The GLM bundle is an implementation of Generalized Linear Models for HPCC.
The GLM bundle is capable of building GLMs with the following error distributions (+ link functions):
- Gaussian (Identity)
- Gamma (Inverse)
- Inverse Gaussian (Inverse Square)
- Poisson (Log)
- Binomial/Bernoulli (Logit)
- Quasipoisson (Log)
- Quasibinomial (Logit)
Methods for the fitting or models, scoring/prediction, and calculation of fit metrics (log-likelihood and deviance) are included in the bundle for each family above. Models are returned with relevant hypothesis testing metrics (standard errors and p-values).
In addition, for binomial models, which can be applied to classification, functions are supplied for classification (maximum probability) and calculation of confusion matrices.
IMPORT GLM;
IMPORT GLM.Family;
IMPORT GLM.Datasets.HeartScale;
IMPORT ML_Core;
IMPORT ML_Core.Types as Types;
// Pull in the HeartScale dataset (included in bundle repository)
heartScaleDS := HeartScale.Content;
// Convert dataset to the standard NumericField format used by HPCC ML algorithms
ML_Core.ToField(heartScaleDS,heartScaleDS_NF);
// Get predictor data
X_int := heartScaleDS_NF(number <> 1);
X := PROJECT(X_int, TRANSFORM(
Types.NumericField,
SELF.number := LEFT.number - 1, SELF := LEFT));
// Get binomial response column
Y_int := heartScaleDS_NF(number = 1);
Y_Binomial := PROJECT(Y_int, TRANSFORM(
Types.NumericField,
SELF.value := IF(LEFT.value < 0, 0.0, 1.0), SELF := LEFT));
BinomialSetup := GLM.GLM(X, Y_binomial, Family.Binomial);
BinomialMdl := BinomialSetup.GetModel();
BinomialPreds := BinomialSetup.Predict(X, BinomialMdl);
BinomialDeviance := GLM.Deviance_Detail(Y_Binomial, BinomialPreds, BinomialMdl, Family.Binomial);
OUTPUT(GLM.ExtractBeta_full(BinomialMdl), NAMED('Model'));
OUTPUT(BinomialPreds, NAMED('Preds'));
OUTPUT(BinomialDeviance, NAMED('Deviance'));
IMPORT GLM;
IMPORT GLM.Family;
IMPORT GLM.Datasets.HeartScale;
IMPORT ML_Core;
IMPORT ML_Core.Types as Types;
// Pull in the HeartScale dataset (included in bundle repository)

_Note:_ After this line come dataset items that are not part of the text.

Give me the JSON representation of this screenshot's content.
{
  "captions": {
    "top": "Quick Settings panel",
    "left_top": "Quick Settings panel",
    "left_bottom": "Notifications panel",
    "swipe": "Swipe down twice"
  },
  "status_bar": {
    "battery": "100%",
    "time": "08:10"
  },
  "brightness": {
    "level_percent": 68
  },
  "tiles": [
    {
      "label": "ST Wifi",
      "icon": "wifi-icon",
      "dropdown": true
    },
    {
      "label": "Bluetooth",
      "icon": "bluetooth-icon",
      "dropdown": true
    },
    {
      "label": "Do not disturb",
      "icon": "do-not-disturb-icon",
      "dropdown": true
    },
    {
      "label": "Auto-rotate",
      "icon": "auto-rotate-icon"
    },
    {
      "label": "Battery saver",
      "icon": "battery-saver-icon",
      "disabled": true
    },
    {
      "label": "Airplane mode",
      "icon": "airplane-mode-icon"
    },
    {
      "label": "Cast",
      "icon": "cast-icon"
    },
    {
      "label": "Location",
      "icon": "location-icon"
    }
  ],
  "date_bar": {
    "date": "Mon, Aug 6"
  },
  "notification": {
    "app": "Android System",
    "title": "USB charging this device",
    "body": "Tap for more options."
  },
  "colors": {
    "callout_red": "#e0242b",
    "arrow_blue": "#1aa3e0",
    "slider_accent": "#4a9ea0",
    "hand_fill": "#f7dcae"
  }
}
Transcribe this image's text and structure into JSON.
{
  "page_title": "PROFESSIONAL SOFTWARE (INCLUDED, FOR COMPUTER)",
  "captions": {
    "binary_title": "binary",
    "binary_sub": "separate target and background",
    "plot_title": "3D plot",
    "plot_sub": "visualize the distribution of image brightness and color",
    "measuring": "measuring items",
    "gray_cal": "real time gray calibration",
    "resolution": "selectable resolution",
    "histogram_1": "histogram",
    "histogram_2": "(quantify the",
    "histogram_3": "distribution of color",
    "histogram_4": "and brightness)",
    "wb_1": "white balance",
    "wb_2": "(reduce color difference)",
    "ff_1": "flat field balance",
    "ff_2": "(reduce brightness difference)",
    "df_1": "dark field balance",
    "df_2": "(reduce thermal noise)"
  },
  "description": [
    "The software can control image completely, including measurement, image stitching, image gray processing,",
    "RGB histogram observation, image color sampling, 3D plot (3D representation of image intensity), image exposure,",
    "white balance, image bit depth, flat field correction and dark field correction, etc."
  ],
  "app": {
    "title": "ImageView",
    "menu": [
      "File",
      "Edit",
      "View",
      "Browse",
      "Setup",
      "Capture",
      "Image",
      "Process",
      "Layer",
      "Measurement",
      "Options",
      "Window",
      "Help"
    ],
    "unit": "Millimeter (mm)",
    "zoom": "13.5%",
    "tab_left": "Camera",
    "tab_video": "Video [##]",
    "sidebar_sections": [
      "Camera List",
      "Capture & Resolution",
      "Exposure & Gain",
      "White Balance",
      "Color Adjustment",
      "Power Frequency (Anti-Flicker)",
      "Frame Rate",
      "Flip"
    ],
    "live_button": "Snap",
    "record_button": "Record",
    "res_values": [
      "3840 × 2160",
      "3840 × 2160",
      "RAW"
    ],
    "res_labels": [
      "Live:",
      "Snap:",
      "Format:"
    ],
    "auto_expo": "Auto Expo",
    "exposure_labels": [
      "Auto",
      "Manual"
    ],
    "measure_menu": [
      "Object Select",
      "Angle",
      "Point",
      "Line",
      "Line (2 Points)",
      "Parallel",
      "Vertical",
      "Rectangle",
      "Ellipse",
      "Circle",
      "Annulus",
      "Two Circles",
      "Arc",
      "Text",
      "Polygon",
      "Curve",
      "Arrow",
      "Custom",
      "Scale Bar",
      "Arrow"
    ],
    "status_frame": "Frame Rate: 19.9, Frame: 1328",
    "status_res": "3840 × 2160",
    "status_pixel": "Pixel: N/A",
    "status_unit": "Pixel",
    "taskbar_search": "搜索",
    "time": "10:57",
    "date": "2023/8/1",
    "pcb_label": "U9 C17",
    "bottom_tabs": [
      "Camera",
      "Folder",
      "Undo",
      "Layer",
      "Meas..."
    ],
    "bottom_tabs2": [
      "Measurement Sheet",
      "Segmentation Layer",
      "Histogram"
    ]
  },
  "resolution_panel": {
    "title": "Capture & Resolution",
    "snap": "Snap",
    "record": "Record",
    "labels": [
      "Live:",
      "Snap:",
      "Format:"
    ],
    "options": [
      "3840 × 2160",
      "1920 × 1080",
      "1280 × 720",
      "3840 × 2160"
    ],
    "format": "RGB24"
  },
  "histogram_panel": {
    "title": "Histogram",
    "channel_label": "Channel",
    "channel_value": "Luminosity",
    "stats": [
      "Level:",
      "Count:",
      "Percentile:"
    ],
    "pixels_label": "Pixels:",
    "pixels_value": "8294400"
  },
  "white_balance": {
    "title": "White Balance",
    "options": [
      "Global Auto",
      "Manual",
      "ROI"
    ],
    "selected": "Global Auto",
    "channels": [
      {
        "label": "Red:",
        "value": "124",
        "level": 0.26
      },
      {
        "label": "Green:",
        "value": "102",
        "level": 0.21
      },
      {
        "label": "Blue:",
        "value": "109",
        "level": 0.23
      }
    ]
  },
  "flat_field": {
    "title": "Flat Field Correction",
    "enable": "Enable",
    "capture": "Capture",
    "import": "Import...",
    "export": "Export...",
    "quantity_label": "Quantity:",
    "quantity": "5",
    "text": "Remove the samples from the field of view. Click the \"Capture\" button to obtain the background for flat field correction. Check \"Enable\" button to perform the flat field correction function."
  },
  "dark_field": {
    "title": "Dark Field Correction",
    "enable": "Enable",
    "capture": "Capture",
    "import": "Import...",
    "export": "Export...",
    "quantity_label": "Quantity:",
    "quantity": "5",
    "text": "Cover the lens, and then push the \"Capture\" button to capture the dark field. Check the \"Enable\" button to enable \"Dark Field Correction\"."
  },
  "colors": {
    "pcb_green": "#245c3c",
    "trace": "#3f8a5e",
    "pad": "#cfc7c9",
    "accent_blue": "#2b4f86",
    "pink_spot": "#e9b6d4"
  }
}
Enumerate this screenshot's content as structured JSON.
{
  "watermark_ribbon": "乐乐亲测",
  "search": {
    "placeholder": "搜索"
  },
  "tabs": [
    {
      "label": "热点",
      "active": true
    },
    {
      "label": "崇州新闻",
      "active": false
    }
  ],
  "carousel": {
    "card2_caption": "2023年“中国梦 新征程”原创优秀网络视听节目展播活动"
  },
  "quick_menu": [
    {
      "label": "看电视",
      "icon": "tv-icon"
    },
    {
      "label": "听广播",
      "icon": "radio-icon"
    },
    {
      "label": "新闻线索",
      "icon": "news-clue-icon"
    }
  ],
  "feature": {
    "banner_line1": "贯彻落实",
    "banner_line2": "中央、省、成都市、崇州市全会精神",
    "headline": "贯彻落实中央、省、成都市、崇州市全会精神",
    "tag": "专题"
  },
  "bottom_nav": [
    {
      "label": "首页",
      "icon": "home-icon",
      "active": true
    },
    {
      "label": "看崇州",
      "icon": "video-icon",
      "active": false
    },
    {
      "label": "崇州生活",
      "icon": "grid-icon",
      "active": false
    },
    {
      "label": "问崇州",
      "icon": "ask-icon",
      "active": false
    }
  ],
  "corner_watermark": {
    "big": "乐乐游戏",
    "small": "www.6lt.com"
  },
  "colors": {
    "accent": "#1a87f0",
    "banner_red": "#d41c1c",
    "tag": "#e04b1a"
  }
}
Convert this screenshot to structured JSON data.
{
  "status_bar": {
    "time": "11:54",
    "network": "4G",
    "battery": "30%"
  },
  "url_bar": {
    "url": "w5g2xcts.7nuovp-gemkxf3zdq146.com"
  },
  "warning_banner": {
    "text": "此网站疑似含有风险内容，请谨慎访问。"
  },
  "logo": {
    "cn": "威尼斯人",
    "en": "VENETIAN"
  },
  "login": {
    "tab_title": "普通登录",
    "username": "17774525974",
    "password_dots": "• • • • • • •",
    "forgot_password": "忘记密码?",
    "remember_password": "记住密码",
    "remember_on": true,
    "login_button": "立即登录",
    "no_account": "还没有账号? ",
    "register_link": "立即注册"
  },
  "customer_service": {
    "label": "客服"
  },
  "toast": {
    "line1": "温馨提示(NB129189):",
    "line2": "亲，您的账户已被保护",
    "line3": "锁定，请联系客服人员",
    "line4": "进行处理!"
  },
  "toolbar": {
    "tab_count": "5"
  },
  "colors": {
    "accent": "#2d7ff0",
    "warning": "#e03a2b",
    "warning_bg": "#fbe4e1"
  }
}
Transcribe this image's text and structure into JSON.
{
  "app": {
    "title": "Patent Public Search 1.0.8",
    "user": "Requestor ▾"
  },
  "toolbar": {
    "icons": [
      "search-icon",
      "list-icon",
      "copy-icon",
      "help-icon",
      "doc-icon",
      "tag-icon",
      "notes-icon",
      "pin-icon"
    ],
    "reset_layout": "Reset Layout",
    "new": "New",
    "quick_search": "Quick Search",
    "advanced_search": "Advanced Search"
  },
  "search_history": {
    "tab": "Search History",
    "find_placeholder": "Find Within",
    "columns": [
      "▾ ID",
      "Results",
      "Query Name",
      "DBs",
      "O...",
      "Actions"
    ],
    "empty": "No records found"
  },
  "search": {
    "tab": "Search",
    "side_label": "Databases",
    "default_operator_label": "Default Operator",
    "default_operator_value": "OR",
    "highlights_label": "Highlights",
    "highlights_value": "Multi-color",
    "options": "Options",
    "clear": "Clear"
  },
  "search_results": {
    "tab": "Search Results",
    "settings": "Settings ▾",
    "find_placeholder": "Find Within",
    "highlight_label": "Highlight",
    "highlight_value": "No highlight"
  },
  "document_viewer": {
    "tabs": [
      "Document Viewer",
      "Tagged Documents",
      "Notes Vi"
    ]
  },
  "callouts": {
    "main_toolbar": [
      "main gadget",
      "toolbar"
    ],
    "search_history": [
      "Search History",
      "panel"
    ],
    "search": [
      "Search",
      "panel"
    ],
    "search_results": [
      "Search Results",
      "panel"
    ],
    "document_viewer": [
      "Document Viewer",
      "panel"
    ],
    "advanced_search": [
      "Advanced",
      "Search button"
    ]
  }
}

heartScaleDS := HeartScale.Content;
// Convert dataset to the standard NumericField format used by HPCC ML algorithms
ML_Core.ToField(heartScaleDS,heartScaleDS_NF);
// Get predictor data
X_int := heartScaleDS_NF(number <> 1);
X := PROJECT(X_int, TRANSFORM(
Types.NumericField,
SELF.number := LEFT.number - 1, SELF := LEFT));
// Get binomial response column
Y_int := heartScaleDS_NF(number = 1);
Y_Binomial := PROJECT(Y_int, TRANSFORM(
Types.NumericField,
SELF.value := IF(LEFT.value < 0, 0.0, 1.0), SELF := LEFT));
// Make weights (in this case all equal to 1)
Types.NumericField makeWeights(Types.NumericField y, INTEGER c) := TRANSFORM
SELF.value := 1.0;
SELF := y;
END;
weights := PROJECT(Y_Binomial, makeWeights(LEFT, COUNTER));
BinomialSetup := GLM.GLM(X, Y_binomial, Family.Binomial, weights);
BinomialMdl := BinomialSetup.GetModel();
BinomialPreds := BinomialSetup.Predict(X, BinomialMdl);
BinomialDeviance := GLM.Deviance_Detail(Y_Binomial, BinomialPreds, BinomialMdl, Family.Binomial);
OUTPUT(GLM.ExtractBeta_full(BinomialMdl), NAMED('Model'));
OUTPUT(BinomialPreds, NAMED('Preds'));
OUTPUT(BinomialDeviance, NAMED('Deviance'));